The Abercrombie panel's cut in the Pentagon's $3.6 billion request for FCS is far smaller than the panel's previous cuts to the program amid cost and feasibility concerns. But the mark includes five new provisions aimed at boosting congressional oversight of the $160 billion program and shifts $33 million from long-term FCS development to more near-term portions of the program.

The Senate Armed Services Committee's version of the bill provides full funding for FCS. Meanwhile, the cut to the Armed Reconnaissance Helicopter, second only in size to the FCS cut, was the result of concerns about cost increases and delays. The Pentagon sought $438.9 million for ARH, from which the Senate version cuts $75 million. The panel approved over Pentagon objections $526 million for a second engine program for the F-35 Joint Strike Fighter.

It approved a $2.2 billion request to upgrade Abrams tanks, Bradley Fighting Vehicles and Stryker armored vehicles and another $570 million to buy six C-130 Hercules transport planes. In addition, the panel approved $1.6 billion for eight F-35s; with the remaining eight F-35s in the Pentagon's request to be approved by another subcommittee.

The subcommittee agreed to recommend to the full committee some major changes to areas that fall outside its jurisdiction. Those include $3.9 billion in fiscal 2009 war funding for 15 more Boeing C-17 Globemaster III cargo planes not requested by the Pentagon.

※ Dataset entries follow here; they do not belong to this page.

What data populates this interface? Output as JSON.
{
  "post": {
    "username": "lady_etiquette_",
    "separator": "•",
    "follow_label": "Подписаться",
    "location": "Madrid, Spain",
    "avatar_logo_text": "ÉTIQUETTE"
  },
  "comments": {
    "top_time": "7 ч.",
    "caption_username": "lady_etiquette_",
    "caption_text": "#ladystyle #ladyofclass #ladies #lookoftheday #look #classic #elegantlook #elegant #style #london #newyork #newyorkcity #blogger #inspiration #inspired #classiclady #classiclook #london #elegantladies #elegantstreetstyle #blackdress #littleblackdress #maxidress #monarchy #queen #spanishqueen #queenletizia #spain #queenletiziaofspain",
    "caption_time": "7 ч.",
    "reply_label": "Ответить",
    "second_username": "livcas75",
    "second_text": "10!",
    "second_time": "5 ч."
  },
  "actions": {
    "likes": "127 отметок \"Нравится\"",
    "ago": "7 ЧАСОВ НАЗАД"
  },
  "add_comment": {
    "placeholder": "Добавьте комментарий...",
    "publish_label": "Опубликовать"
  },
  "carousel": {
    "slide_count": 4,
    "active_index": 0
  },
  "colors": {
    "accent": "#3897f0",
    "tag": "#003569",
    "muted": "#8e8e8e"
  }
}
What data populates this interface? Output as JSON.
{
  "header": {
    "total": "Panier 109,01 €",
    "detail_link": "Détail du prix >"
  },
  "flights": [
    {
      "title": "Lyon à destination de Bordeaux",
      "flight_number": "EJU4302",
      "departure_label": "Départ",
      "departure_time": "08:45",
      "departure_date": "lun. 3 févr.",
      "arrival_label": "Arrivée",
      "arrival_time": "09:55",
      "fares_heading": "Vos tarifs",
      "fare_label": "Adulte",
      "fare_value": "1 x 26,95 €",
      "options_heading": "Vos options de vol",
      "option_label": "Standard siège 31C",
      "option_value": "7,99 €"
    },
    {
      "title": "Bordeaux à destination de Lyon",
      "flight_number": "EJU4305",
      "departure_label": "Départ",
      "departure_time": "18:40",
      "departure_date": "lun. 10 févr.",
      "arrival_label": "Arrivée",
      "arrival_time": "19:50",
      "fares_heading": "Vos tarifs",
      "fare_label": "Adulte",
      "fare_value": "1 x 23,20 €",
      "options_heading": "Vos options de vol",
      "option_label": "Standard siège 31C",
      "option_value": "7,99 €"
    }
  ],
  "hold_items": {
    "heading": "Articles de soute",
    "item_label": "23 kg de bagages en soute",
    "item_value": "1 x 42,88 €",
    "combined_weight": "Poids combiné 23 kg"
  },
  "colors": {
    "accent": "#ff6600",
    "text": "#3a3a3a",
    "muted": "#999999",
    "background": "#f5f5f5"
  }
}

The House's version of the pending supplemental spending bill also includes money for 15 C-17s. The panel also backed $523 million in war spending for advanced procurement for 20 more F-22 aircraft in fiscal 2010.

The current multiyear contract for F-22s expires in fiscal 2009, but the Air Force has said it would like 198 more of the fighters than the 183 now planned. The Senate's version includes additional F-22 money that could be used either for advanced procurement or efforts to shut down Lockheed Martin's production line.